Justice

Dutch Coffee Shop Owners Found Guilty of Selling Cannabis to Foreigners

The country's reputation as a haven of drug tolerance took a knock yesterday.
Reuters

Holland’s reputation as a haven of drug tolerance took a knock yesterday. In the 120,000-strong city of Maastricht, a court handed down fines of €2,500 apiece and community service orders to three coffee shop owners who sold cannabis to foreigners. The offense is a fairly new one in the Netherlands – it was introduced last spring, when Dutch authorities began limiting cannabis sales to possessors of a "weed pass" proving they were permanent Dutch residents. Come November, following an election, the law was softened, as the new Liberal-led government decided to let local city authorities decide whether or not to implement it. The Netherlands' biggest cities scrapped the law, but some southern Dutch cities, including Maastricht, have decided to keep it in place and go after anyone who challenges it.

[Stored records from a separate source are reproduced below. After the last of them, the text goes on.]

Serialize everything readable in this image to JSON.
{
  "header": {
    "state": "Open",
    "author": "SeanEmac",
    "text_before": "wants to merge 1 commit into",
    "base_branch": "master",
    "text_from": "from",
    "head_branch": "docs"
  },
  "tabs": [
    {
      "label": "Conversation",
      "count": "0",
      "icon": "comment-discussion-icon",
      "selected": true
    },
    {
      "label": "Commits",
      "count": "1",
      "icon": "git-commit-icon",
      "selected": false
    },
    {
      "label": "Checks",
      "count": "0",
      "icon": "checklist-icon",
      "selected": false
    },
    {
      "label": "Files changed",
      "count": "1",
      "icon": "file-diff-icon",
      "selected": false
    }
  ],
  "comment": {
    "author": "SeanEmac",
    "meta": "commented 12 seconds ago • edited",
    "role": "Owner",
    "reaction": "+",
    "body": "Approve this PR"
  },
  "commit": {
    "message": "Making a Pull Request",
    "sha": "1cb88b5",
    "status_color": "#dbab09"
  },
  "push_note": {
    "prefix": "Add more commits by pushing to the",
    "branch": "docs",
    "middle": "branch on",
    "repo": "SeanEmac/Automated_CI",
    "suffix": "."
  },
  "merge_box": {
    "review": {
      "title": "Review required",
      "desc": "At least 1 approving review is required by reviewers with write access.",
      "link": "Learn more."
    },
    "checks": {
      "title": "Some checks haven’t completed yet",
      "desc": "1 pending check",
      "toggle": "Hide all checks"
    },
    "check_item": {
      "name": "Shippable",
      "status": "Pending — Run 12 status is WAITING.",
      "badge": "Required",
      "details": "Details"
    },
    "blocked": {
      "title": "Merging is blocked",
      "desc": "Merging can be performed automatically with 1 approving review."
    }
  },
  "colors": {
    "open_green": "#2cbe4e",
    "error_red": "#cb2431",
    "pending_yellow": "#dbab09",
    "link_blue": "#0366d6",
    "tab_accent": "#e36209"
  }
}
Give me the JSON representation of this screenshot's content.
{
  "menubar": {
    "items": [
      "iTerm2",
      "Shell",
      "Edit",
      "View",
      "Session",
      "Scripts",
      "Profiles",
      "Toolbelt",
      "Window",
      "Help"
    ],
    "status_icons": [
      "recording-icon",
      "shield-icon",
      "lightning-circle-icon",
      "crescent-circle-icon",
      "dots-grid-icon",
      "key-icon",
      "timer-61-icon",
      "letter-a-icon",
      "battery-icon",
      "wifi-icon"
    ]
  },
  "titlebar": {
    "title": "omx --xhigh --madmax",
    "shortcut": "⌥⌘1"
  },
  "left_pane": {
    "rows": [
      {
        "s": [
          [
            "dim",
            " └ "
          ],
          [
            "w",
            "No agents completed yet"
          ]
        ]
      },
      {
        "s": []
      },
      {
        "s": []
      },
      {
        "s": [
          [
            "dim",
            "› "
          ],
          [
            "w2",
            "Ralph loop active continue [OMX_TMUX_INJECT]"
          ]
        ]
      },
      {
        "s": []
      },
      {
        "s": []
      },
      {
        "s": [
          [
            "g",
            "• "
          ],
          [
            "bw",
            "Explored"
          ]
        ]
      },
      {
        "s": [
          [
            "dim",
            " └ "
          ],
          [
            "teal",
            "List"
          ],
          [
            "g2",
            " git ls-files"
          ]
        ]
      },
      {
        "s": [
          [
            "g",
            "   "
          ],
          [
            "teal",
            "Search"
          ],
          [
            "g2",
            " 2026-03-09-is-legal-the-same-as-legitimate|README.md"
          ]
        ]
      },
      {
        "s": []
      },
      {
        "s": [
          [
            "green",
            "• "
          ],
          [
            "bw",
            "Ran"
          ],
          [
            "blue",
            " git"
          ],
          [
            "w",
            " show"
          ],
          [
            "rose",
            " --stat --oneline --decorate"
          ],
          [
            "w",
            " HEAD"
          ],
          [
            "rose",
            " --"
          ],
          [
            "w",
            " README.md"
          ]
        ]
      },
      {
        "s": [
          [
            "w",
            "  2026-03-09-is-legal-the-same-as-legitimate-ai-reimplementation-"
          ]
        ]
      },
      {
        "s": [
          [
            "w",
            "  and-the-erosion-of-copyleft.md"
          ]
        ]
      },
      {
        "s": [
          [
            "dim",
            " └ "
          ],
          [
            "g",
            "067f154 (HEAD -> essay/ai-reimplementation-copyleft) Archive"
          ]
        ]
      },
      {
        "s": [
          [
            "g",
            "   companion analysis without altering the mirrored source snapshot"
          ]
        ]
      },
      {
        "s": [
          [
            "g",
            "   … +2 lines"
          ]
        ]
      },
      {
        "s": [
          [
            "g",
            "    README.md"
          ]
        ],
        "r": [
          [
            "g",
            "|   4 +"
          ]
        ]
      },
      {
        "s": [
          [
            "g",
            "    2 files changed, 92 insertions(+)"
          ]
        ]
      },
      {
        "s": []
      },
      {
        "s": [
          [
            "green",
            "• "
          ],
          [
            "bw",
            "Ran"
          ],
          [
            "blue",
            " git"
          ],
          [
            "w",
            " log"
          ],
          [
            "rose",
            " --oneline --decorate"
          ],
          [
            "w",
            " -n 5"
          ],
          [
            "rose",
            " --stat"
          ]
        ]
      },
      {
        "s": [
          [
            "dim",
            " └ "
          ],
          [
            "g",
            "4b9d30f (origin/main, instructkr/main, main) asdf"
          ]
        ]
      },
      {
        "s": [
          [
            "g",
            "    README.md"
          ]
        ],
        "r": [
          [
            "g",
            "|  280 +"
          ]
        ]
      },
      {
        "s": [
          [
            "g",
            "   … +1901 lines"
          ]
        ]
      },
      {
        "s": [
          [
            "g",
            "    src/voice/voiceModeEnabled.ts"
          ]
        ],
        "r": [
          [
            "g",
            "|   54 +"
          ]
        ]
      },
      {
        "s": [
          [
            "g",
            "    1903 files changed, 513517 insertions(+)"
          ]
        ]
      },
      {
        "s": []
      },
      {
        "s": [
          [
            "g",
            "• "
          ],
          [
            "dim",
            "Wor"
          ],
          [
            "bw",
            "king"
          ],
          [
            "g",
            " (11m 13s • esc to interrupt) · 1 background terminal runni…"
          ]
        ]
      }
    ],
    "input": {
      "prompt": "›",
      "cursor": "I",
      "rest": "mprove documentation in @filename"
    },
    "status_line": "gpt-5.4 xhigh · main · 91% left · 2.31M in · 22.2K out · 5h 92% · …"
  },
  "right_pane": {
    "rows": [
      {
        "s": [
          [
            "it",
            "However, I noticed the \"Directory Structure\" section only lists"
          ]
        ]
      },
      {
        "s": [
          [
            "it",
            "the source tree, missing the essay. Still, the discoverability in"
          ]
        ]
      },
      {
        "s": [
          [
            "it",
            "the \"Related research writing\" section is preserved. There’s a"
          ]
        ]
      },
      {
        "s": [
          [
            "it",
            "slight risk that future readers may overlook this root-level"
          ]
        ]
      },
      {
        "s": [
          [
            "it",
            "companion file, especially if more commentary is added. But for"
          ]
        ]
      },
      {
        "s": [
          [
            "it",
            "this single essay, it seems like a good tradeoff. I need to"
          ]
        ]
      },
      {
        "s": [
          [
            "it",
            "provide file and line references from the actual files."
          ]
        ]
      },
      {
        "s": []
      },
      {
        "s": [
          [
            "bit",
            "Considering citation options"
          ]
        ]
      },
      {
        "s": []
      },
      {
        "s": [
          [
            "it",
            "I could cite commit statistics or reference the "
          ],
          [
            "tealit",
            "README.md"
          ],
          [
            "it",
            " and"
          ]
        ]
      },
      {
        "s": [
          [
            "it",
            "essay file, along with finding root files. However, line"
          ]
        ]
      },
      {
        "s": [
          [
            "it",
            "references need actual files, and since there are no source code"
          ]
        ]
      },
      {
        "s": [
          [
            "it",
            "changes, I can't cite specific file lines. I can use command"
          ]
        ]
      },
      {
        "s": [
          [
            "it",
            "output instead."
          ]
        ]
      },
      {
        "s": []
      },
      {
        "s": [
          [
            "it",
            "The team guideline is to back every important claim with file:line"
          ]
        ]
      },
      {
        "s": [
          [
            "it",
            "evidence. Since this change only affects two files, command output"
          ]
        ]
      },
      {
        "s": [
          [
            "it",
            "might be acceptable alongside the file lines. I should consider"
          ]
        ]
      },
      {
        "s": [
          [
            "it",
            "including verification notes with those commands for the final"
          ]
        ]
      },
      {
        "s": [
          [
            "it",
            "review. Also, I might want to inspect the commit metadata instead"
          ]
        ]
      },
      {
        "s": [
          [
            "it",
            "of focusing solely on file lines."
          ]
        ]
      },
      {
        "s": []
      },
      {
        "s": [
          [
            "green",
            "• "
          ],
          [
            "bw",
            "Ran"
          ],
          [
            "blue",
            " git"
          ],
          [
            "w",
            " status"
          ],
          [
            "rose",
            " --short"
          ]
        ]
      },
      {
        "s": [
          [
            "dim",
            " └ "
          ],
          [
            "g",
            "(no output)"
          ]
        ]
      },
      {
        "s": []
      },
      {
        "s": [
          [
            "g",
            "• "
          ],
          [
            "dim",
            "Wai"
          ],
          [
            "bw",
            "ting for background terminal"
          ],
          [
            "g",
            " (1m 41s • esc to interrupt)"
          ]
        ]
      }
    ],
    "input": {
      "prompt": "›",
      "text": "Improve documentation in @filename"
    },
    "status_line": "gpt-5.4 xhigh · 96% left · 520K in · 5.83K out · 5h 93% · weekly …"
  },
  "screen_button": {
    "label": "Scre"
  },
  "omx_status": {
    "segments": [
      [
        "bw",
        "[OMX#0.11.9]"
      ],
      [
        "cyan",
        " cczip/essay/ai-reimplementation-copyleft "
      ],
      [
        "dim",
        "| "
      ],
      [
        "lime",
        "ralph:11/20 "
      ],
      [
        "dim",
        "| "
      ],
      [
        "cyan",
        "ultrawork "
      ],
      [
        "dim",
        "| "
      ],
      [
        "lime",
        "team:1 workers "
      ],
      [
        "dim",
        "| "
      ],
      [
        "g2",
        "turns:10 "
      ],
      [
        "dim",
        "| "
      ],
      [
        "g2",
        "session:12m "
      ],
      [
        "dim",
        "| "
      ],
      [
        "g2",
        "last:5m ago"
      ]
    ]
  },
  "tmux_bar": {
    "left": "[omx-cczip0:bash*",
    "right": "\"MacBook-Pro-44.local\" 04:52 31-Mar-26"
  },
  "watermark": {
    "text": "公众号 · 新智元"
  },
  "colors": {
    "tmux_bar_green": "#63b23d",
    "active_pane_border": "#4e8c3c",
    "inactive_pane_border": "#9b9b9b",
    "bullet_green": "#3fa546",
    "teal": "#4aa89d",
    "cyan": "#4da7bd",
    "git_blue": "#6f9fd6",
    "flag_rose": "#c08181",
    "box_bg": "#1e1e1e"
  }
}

The move may seem at odds with Holland’s image as an anything-goes kind of place, but the truth is that this reputation is out of synch with reality. Certainly Holland has a broad (though contested) consensus that the law should stand back from meddling in personal habits if possible, but its cannabis consumption is actually middling by European standards. According to the European Monitoring Centre for Drugs and Drug Addiction’s report last year, 3.3 percent of the Dutch population use cannabis monthly, fewer than in the U.K. (3.9 percent) and France (4.8 percent), far fewer than in Italy (6.9 percent), and Spain (7.6 percent) and way behind Europe’s ultimate stoners, the Czechs, who come in at 8.6 percent.